In de eidooier zit cholesterol en dat is ca. 220 mg gemiddeld. Eet u een eitje, dan neemt uw lichaam daar ongeveer de helft van op. De rest wordt op natuurlijke wijze afgevoerd via de ontlasting. De hoeveelheid cholesterol in het ei doet er niet zoveel toe, weten we nu. Veel belangrijker zijn de vetten. Ook dan komt het ei er goed uit. Een gemiddeld ei bevat 1,7 gram verzadigde vetten en 4,2 gram onverzadigde. Die laatste kunnen helpen het risico op hart- en vaatziekten te verkleinen. Over de cholesterol in die eidooier hoeven we ons geen zorgen te maken. Integendeel, u mag gerust een eitje eten! Wel geldt: te eenzijdige voeding is niet goed. Op eieren alléén kunt u niet leven. Een gezond lichaam is het meest gebaat bij een gevarieerde voeding. Bij mensen die een afwijking hebben in hun lever, ziek zijn of gevoelig zijn voor vetachtige stoffen, is een aangepast dieet noodzakelijk, maar dan is de hulp van een diëtist welkom om op het goede voedingsspoor te komen.
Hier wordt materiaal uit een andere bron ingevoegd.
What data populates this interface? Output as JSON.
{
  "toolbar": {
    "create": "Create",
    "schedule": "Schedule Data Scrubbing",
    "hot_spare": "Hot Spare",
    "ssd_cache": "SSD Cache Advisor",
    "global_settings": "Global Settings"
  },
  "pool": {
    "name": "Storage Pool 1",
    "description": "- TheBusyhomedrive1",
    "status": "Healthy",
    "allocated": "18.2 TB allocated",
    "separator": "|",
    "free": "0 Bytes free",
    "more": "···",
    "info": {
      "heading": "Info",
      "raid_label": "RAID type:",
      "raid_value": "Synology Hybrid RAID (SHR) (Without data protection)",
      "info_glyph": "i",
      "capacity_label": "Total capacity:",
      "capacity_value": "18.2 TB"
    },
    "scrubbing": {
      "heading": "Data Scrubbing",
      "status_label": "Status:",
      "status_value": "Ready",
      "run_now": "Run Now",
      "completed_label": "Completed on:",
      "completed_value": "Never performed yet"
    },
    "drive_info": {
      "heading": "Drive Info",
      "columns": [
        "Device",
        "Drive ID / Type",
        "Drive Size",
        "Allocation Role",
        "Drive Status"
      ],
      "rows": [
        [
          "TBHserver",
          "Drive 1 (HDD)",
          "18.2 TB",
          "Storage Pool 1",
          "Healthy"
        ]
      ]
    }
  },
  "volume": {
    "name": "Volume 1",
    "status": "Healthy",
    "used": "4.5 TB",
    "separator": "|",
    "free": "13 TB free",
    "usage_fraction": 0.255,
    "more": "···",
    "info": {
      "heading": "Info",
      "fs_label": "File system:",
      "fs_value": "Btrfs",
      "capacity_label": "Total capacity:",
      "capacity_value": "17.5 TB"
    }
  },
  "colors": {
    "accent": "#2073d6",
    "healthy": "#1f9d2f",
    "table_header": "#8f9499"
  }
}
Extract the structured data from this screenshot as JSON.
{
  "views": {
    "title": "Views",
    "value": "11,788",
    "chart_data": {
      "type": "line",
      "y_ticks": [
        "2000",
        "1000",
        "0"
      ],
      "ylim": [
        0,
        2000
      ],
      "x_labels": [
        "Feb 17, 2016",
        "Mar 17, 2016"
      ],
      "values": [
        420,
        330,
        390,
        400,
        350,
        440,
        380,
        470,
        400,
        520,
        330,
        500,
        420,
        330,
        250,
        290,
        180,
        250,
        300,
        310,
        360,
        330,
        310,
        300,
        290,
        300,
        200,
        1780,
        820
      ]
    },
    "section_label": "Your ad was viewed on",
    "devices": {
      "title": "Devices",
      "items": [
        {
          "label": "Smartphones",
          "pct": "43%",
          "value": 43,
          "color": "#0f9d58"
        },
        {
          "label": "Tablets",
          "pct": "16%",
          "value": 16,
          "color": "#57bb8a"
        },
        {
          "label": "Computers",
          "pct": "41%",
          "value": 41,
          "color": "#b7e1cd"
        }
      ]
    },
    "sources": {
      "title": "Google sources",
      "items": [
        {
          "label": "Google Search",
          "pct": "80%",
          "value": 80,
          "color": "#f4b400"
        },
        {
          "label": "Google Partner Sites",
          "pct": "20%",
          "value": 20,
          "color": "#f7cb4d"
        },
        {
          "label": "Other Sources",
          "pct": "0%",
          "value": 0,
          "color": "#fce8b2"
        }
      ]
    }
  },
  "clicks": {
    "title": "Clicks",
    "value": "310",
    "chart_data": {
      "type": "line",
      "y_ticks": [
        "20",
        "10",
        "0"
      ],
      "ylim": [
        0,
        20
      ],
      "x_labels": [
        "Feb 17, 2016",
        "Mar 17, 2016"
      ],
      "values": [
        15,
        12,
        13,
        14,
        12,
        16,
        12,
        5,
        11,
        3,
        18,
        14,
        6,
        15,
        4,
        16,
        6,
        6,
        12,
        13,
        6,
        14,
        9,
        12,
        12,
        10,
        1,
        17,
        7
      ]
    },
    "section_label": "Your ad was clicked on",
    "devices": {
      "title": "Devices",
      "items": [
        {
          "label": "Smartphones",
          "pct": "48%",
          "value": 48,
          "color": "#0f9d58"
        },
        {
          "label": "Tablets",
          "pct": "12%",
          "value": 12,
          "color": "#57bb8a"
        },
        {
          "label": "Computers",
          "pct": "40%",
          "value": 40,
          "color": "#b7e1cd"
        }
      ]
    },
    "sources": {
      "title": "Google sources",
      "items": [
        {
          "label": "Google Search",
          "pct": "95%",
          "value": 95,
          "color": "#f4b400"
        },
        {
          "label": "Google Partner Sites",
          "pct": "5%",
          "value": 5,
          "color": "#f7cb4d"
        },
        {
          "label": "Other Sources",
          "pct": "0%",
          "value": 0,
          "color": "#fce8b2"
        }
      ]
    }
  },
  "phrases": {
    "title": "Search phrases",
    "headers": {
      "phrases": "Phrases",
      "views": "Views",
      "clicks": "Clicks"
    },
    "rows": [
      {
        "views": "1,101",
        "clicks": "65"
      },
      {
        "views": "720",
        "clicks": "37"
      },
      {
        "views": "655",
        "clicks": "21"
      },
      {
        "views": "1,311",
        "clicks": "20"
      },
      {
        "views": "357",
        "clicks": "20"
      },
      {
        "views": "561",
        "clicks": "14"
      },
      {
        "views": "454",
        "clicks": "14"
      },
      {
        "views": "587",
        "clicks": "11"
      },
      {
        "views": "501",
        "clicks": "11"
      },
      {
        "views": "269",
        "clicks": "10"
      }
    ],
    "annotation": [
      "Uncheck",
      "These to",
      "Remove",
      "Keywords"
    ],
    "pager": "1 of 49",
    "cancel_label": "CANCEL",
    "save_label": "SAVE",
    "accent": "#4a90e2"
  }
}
Eieren passen uitstekend in een goede voeding. Ze kunnen worden gekookt, gepocheerd, gebakken (in producten met veel meervoudig onverzadigde vetten) of in allerlei gerechten worden verwerkt als gebak. Het genieten van een eitje op zijn tijd is en blijft een belangrijk feit! Het ei is de functional food van de natuur zelf.